Questionable Military Rationale

Nor does abrogating the INF Treaty make military sense. As John D. Maurer has recently argued, by limiting only ground-based intermediate-range missiles, at the time of its conclusion, the INF Treaty favored the United States, which enjoyed large technological advantages in air- and sea-based missiles. While Russia’s recent demonstration of new cruise missiles in Syria show that Moscow has caught up to some extent, the United States still deploys a far greater diversity of sea- and air-based missiles in larger numbers than Russia. This reflects geography. With far-flung alliances stretching across the globe, the United States is by its nature a maritime and air power, while Russia is primarily a land power. Making the most of this advantage, the U.S. could respond to Russian deployment of the 9M729 by moving more sea- and air-launched missiles to Europe without violating the INF Treaty.

After the U.S. withdraws, however, Russia will be free to take advantage of its geographical proximity to NATO Europe by rapidly expanding its deployments of INF noncompliant missiles. The United States will be left with few ground-based options. Development of a ground-based missile that could match new Russian systems has only just started. West European NATO states, fearing a reprise of the protests that accompanied U.S. INF deployments in the early 1980s, will be unlikely to allow deployment of such missiles on their soil. States such as Poland and Romania may be more amenable, but short flight times between these states and Russia would make these missiles highly vulnerable to a pre-emptive strike, increasing tensions to no clear military advantage. The U.S. has no good ground-launched missile basing options in Europe.

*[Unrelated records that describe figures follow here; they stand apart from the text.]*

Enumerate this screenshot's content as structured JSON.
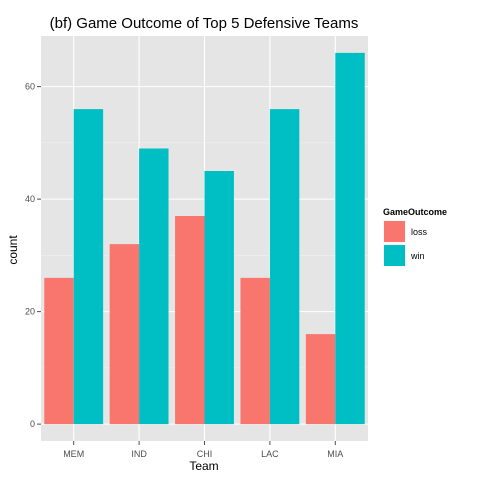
{
  "chart_data": {
    "type": "bar",
    "title": "(bf) Game Outcome of Top 5 Defensive Teams",
    "xlabel": "Team",
    "ylabel": "count",
    "categories": [
      "MEM",
      "IND",
      "CHI",
      "LAC",
      "MIA"
    ],
    "series": [
      {
        "name": "loss",
        "values": [
          26,
          32,
          37,
          26,
          16
        ],
        "color": "#F8766D"
      },
      {
        "name": "win",
        "values": [
          56,
          49,
          45,
          56,
          66
        ],
        "color": "#00BFC4"
      }
    ],
    "ylim": [
      -3,
      69
    ],
    "yticks": [
      0,
      20,
      40,
      60
    ],
    "grid": true,
    "legend": {
      "title": "GameOutcome",
      "placement": "right"
    },
    "panel_background": "#E5E5E5",
    "grid_color": "#FFFFFF"
  }
}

Some observers have pointed out that this Eurocentric argument misses the bigger picture: the downgrading of the INF Treaty’s importance reflects the United States’ increasing preoccupation with Asia. China, not a party to the treaty, has developed a suite of ground-based missiles that the United States cannot. Withdrawing from the agreement will allow the U.S. to match China missile-for-missile. This argument again neglects the geographical factor. Even if it were able to produce large numbers of ground-based INF-range missiles, where in Asia would the United States deploy them? The answer is not obvious. Guam is a potential candidate, but it is one island that could be counter-targeted by China. Deployment to South Korea, Japan, and Australia would likely be controversial in those countries. Again, geography dictates that the bulk of U.S. intermediate-range missiles should be based at sea and on aircraft.

No Tangible Benefits

The United States’ planned abrogation of the INF Treaty raises questions that demand answers. The diplomatic impact, both on Washington’s relationship with its European allies and on the broader arms control enterprise, is likely to be severe. Meanwhile, the military advantages, both in Europe and Asia, are highly dubious. The Armed Services and Foreign Relations Committees of the new Congress should call the responsible officials to testify on INF withdrawal and explain in detail how the United States plans to mitigate the negative diplomatic and military consequences of this move.